The personnel may look very similar, but the task is that bit more difficult with away fixtures against England and France. As Munster and Leinster have already proved in this year’s Heineken Cup, defeat in the opening round does not consign you to despair and despondency. Get off to a bad start in the Six Nations though, especially if you lose at home and you are immediately under pressure and chasing the competition.
The key to Ireland’s achievement last season was the stunning opening victory against France at Croke Park.
It was intense and physical, but Ireland coped admirably and then hit the French with stunning tries from Jamie Heaslip, Brian O’Driscoll and Gordon D’Arcy.
It announced the start of a dream year for the Leinster number eight, it confounded allegations that BOD was a spent force and it marked D’Arcy’s return from a horrible arm injury.
As this year’s assignment is even tougher, it is a good thing that all three are in better form now than they were then.
It was the perfect start and gave the men in green both confidence and momentum and allowed them to settle into the Championship looking ahead rather than over their shoulders.
It is great to see Andrew Trimble’s form rewarded with his return to the wing position and he deserves his place.
For me, the most interesting area of selection is the fact that Declan Kidney has had to defer his decision over who is his number one outhalf. The issue will not go away for ever and in seven days, the Ireland coach will have to make the biggest of calls.
The dynamics of this year’s tournament are different for Ireland, with the start being much more straightforward and the really hard work in the middle.
If Ireland lead the Six Nations going into the final weekend, it is surely unthinkable that Scotland will come to Croke Park and spoil the party.
So, while Ireland had to hit the ground fully running last year against the French, they can ease themselves into the 2010 Championship against Italy.
This is in no way to suggest that the match will be “easy” — there is always an enormous physical challenge. Nevertheless, the Italians lack an ability to create or exploit spaces out wide to conjure up try-scoring opportunities.
It is hard not to feel a bit sorry for them.

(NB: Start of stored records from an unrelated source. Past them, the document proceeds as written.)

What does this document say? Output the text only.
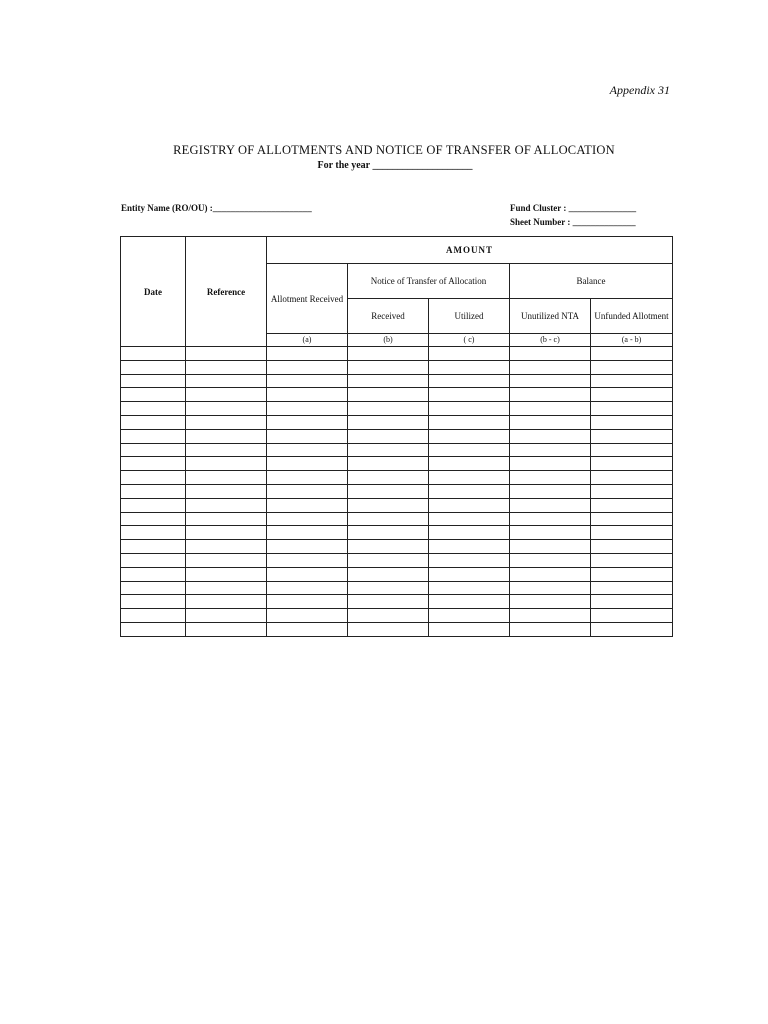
Appendix 31
REGISTRY OF ALLOTMENTS AND NOTICE OF TRANSFER OF ALLOCATION
For the year ____________________
Entity Name (RO/OU) :______________________	Fund Cluster : _______________
Sheet Number : ______________
Date	Reference	AMOUNT				
		Allotment Received	Notice of Transfer of Allocation		Balance	
			Received	Utilized	Unutilized NTA	Unfunded Allotment
		(a)	(b)	( c)	(b - c)	(a - b)
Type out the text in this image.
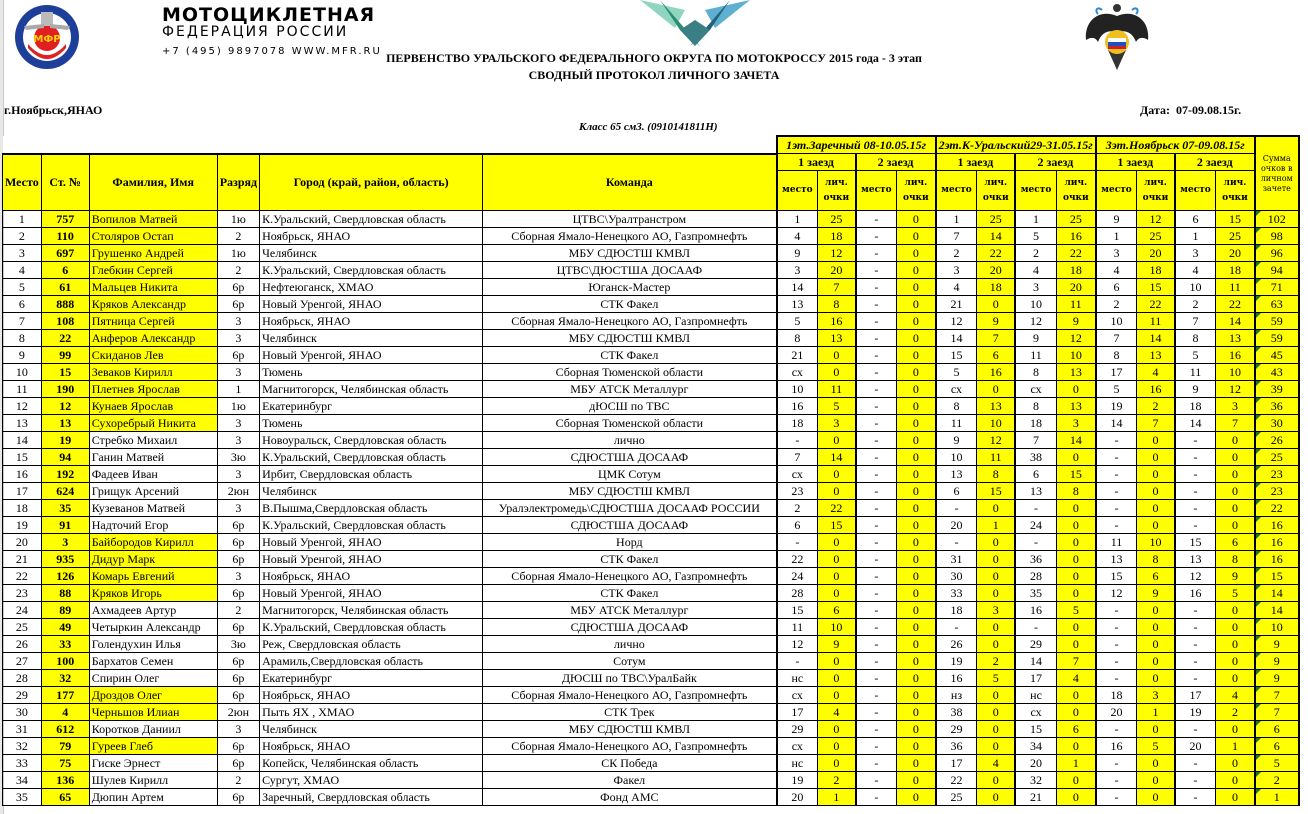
МФР
МОТОЦИКЛЕТНАЯ
ФЕДЕРАЦИЯ РОССИИ
+7 (495) 9897078 WWW.MFR.RU ПЕРВЕНСТВО УРАЛЬСКОГО ФЕДЕРАЛЬНОГО ОКРУГА ПО МОТОКРОССУ 2015 года - 3 этап
СВОДНЫЙ ПРОТОКОЛ ЛИЧНОГО ЗАЧЕТА
г.Ноябрьск,ЯНАО	Дата: 07-09.08.15г.
Класс 65 см3. (0910141811Н)
						1эт.Заречный 08-10.05.15г				2эт.К-Уральский29-31.05.15г				3эт.Ноябрьск 07-09.08.15г				Сумма очков в личном зачете

Место	Ст. №	Фамилия, Имя	Разряд	Город (край, район, область)	Команда	1 заезд		2 заезд		1 заезд		2 заезд		1 заезд		2 заезд		
						место	лич. очки	место	лич. очки	место	лич. очки	место	лич. очки	место	лич. очки	место	лич. очки	
1	757	Вопилов Матвей	1ю	К.Уральский, Свердловская область	ЦТВС\Уралтранстром	1	25	-	0	1	25	1	25	9	12	6	15	102
2	110	Столяров Остап	2	Ноябрьск, ЯНАО	Сборная Ямало-Ненецкого АО, Газпромнефть	4	18	-	0	7	14	5	16	1	25	1	25	98
3	697	Грушенко Андрей	1ю	Челябинск	МБУ СДЮСТШ КМВЛ	9	12	-	0	2	22	2	22	3	20	3	20	96
4	6	Глебкин Сергей	2	К.Уральский, Свердловская область	ЦТВС\ДЮСТША ДОСААФ	3	20	-	0	3	20	4	18	4	18	4	18	94
5	61	Мальцев Никита	6р	Нефтеюганск, ХМАО	Юганск-Мастер	14	7	-	0	4	18	3	20	6	15	10	11	71
6	888	Кряков Александр	6р	Новый Уренгой, ЯНАО	СТК Факел	13	8	-	0	21	0	10	11	2	22	2	22	63
7	108	Пятница Сергей	3	Ноябрьск, ЯНАО	Сборная Ямало-Ненецкого АО, Газпромнефть	5	16	-	0	12	9	12	9	10	11	7	14	59
8	22	Анферов Александр	3	Челябинск	МБУ СДЮСТШ КМВЛ	8	13	-	0	14	7	9	12	7	14	8	13	59
9	99	Скиданов Лев	6р	Новый Уренгой, ЯНАО	СТК Факел	21	0	-	0	15	6	11	10	8	13	5	16	45
10	15	Зеваков Кирилл	3	Тюмень	Сборная Тюменской области	сх	0	-	0	5	16	8	13	17	4	11	10	43
11	190	Плетнев Ярослав	1	Магнитогорск, Челябинская область	МБУ АТСК Металлург	10	11	-	0	сх	0	сх	0	5	16	9	12	39
12	12	Кунаев Ярослав	1ю	Екатеринбург	дЮСШ по ТВС	16	5	-	0	8	13	8	13	19	2	18	3	36
13	13	Сухоребрый Никита	3	Тюмень	Сборная Тюменской области	18	3	-	0	11	10	18	3	14	7	14	7	30
14	19	Стребко Михаил	3	Новоуральск, Свердловская область	лично	-	0	-	0	9	12	7	14	-	0	-	0	26
15	94	Ганин Матвей	3ю	К.Уральский, Свердловская область	СДЮСТША ДОСААФ	7	14	-	0	10	11	38	0	-	0	-	0	25
16	192	Фадеев Иван	3	Ирбит, Свердловская область	ЦМК Сотум	сх	0	-	0	13	8	6	15	-	0	-	0	23
17	624	Грищук Арсений	2юн	Челябинск	МБУ СДЮСТШ КМВЛ	23	0	-	0	6	15	13	8	-	0	-	0	23
18	35	Кузеванов Матвей	3	В.Пышма,Свердловская область	Уралэлектромедь\СДЮСТША ДОСААФ РОССИИ	2	22	-	0	-	0	-	0	-	0	-	0	22
19	91	Надточий Егор	6р	К.Уральский, Свердловская область	СДЮСТША ДОСААФ	6	15	-	0	20	1	24	0	-	0	-	0	16
20	3	Байбородов Кирилл	6р	Новый Уренгой, ЯНАО	Норд	-	0	-	0	-	0	-	0	11	10	15	6	16
21	935	Дидур Марк	6р	Новый Уренгой, ЯНАО	СТК Факел	22	0	-	0	31	0	36	0	13	8	13	8	16
22	126	Комарь Евгений	3	Ноябрьск, ЯНАО	Сборная Ямало-Ненецкого АО, Газпромнефть	24	0	-	0	30	0	28	0	15	6	12	9	15
23	88	Кряков Игорь	6р	Новый Уренгой, ЯНАО	СТК Факел	28	0	-	0	33	0	35	0	12	9	16	5	14
24	89	Ахмадеев Артур	2	Магнитогорск, Челябинская область	МБУ АТСК Металлург	15	6	-	0	18	3	16	5	-	0	-	0	14
25	49	Четыркин Александр	6р	К.Уральский, Свердловская область	СДЮСТША ДОСААФ	11	10	-	0	-	0	-	0	-	0	-	0	10
26	33	Голендухин Илья	3ю	Реж, Свердловская область	лично	12	9	-	0	26	0	29	0	-	0	-	0	9
27	100	Бархатов Семен	6р	Арамиль,Свердловская область	Сотум	-	0	-	0	19	2	14	7	-	0	-	0	9
28	32	Спирин Олег	6р	Екатеринбург	ДЮСШ по ТВС\УралБайк	нс	0	-	0	16	5	17	4	-	0	-	0	9
29	177	Дроздов Олег	6р	Ноябрьск, ЯНАО	Сборная Ямало-Ненецкого АО, Газпромнефть	сх	0	-	0	нз	0	нс	0	18	3	17	4	7
30	4	Черньшов Илиан	2юн	Пыть ЯХ , ХМАО	СТК Трек	17	4	-	0	38	0	сх	0	20	1	19	2	7
31	612	Коротков Даниил	3	Челябинск	МБУ СДЮСТШ КМВЛ	29	0	-	0	29	0	15	6	-	0	-	0	6
32	79	Гуреев Глеб	6р	Ноябрьск, ЯНАО	Сборная Ямало-Ненецкого АО, Газпромнефть	сх	0	-	0	36	0	34	0	16	5	20	1	6
33	75	Гиске Эрнест	6р	Копейск, Челябинская область	СК Победа	нс	0	-	0	17	4	20	1	-	0	-	0	5
34	136	Шулев Кирилл	2	Сургут, ХМАО	Факел	19	2	-	0	22	0	32	0	-	0	-	0	2
35	65	Дюпин Артем	6р	Заречный, Свердловская область	Фонд АМС	20	1	-	0	25	0	21	0	-	0	-	0	1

To have the best possible chance of victory you need your key players to be fit and the loss of world-class number eight, Sergio Parisse, will be sorely felt.
The word talisman is used far too readily nowadays — for Italy, outhalf Diego Dominguez used to be that figure and now the mantle is carried by Parisse. A structured, disciplined Irish defence should snuff out anything that the Italian attack can produce. Italy have to be selective in their goals and their ambitions will revolve around their home matches against England and the potential wooden spooner against Scotland.

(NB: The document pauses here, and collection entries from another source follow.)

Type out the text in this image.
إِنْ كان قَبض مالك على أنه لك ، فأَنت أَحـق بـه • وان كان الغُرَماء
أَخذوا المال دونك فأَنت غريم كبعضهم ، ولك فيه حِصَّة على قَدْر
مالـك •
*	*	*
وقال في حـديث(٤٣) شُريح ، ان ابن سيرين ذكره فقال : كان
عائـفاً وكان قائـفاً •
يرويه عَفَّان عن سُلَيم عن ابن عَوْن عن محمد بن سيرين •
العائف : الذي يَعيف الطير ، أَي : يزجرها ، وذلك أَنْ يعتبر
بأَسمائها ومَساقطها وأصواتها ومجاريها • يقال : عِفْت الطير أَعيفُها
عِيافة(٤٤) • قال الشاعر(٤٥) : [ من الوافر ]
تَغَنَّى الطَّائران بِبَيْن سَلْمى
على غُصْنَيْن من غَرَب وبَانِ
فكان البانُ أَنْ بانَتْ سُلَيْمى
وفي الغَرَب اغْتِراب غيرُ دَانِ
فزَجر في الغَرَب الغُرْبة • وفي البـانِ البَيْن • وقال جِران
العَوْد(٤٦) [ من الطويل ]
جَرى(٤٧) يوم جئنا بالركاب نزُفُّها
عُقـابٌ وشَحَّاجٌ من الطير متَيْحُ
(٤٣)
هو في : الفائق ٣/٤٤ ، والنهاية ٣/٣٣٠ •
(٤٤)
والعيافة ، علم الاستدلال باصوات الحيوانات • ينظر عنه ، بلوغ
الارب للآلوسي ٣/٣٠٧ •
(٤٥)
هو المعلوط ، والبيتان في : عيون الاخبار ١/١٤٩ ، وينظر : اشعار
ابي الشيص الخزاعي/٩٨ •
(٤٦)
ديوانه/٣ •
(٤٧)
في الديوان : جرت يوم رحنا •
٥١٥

The crucial importance of winning your first match, particularly if it is at home, has serious implications for Scotland and even more so, England, such is the level of media interest and expectation on the other side of the Irish Sea.
Should Scotland lose to France, it will be an uphill battle and they will do well to avoid the bottom two positions. However, the impact of an England loss to Wales could be far more dramatic as the knives might just start to sharpen.

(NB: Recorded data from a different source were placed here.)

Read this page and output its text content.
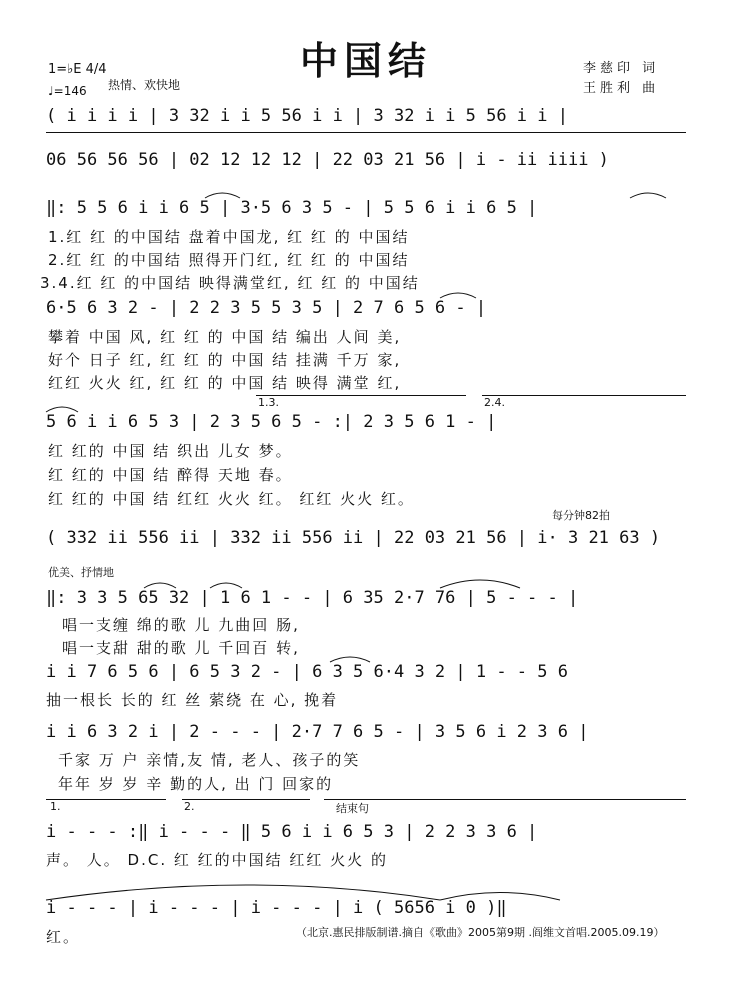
中国结	李慈印 词
王胜利 曲
1=♭E 4/4
♩=146 热情、欢快地
( i i i i | 3 32 i i 5 56 i i | 3 32 i i 5 56 i i |
06 56 56 56 | 02 12 12 12 | 22 03 21 56 | i - ii iiii )
‖: 5 5 6 i i 6 5 | 3·5 6 3 5 - | 5 5 6 i i 6 5 |
1.红 红 的中国结 盘着中国龙, 红 红 的 中国结
2.红 红 的中国结 照得开门红, 红 红 的 中国结
3.4.红 红 的中国结 映得满堂红, 红 红 的 中国结
6·5 6 3 2 - | 2 2 3 5 5 3 5 | 2 7 6 5 6 - |
攀着 中国 风, 红 红 的 中国 结 编出 人间 美,
好个 日子 红, 红 红 的 中国 结 挂满 千万 家,
红红 火火 红, 红 红 的 中国 结 映得 满堂 红,
1.3.	2.4.
5 6 i i 6 5 3 | 2 3 5 6 5 - :| 2 3 5 6 1 - |
红 红的 中国 结 织出 儿女 梦。
红 红的 中国 结 醉得 天地 春。
红 红的 中国 结 红红 火火 红。 红红 火火 红。
每分钟82拍
( 332 ii 556 ii | 332 ii 556 ii | 22 03 21 56 | i· 3 21 63 )
优美、抒情地
‖: 3 3 5 65 32 | 1 6 1 - - | 6 35 2·7 76 | 5 - - - |
唱一支缠 绵的歌 儿 九曲回 肠,
唱一支甜 甜的歌 儿 千回百 转,
i i 7 6 5 6 | 6 5 3 2 - | 6 3 5 6·4 3 2 | 1 - - 5 6
抽一根长 长的 红 丝 萦绕 在 心, 挽着
i i 6 3 2 i | 2 - - - | 2·7 7 6 5 - | 3 5 6 i 2 3 6 |
千家 万 户 亲情,友 情, 老人、孩子的笑
年年 岁 岁 辛 勤的人, 出 门 回家的
1.	2.	结束句
i - - - :‖ i - - - ‖ 5 6 i i 6 5 3 | 2 2 3 3 6 |
声。 人。 D.C. 红 红的中国结 红红 火火 的
i - - - | i - - - | i - - - | i ( 5656 i 0 )‖
红。	（北京.惠民排版制谱.摘自《歌曲》2005第9期 .阎维文首唱.2005.09.19）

A victory, however, would galvanise England’s campaign and make them dark horses for the title. A much more ambitious selection is largely down to players returning from injury, but hopefully this provides the catalyst for some attacking rugby. Forget the pressure of defending a Grand Slam, if ever a team was under pressure to produce a performance, it is England.
My prediction is that there will be no outright Grand Slam this year. In fact, there could potentially be a three way tie with Ireland, France and Wales all vying for honours. England still have a bit to go, with Scotland and Italy destined to bring up the rear.
This, I believe, reflects the form that the respective teams bring into the competition. As the history of the Six Nations so often has proved, however, form sometimes counts for very little.
There is bound to be a massive shock along the way, but I don’t expect it this Saturday at Croke Park.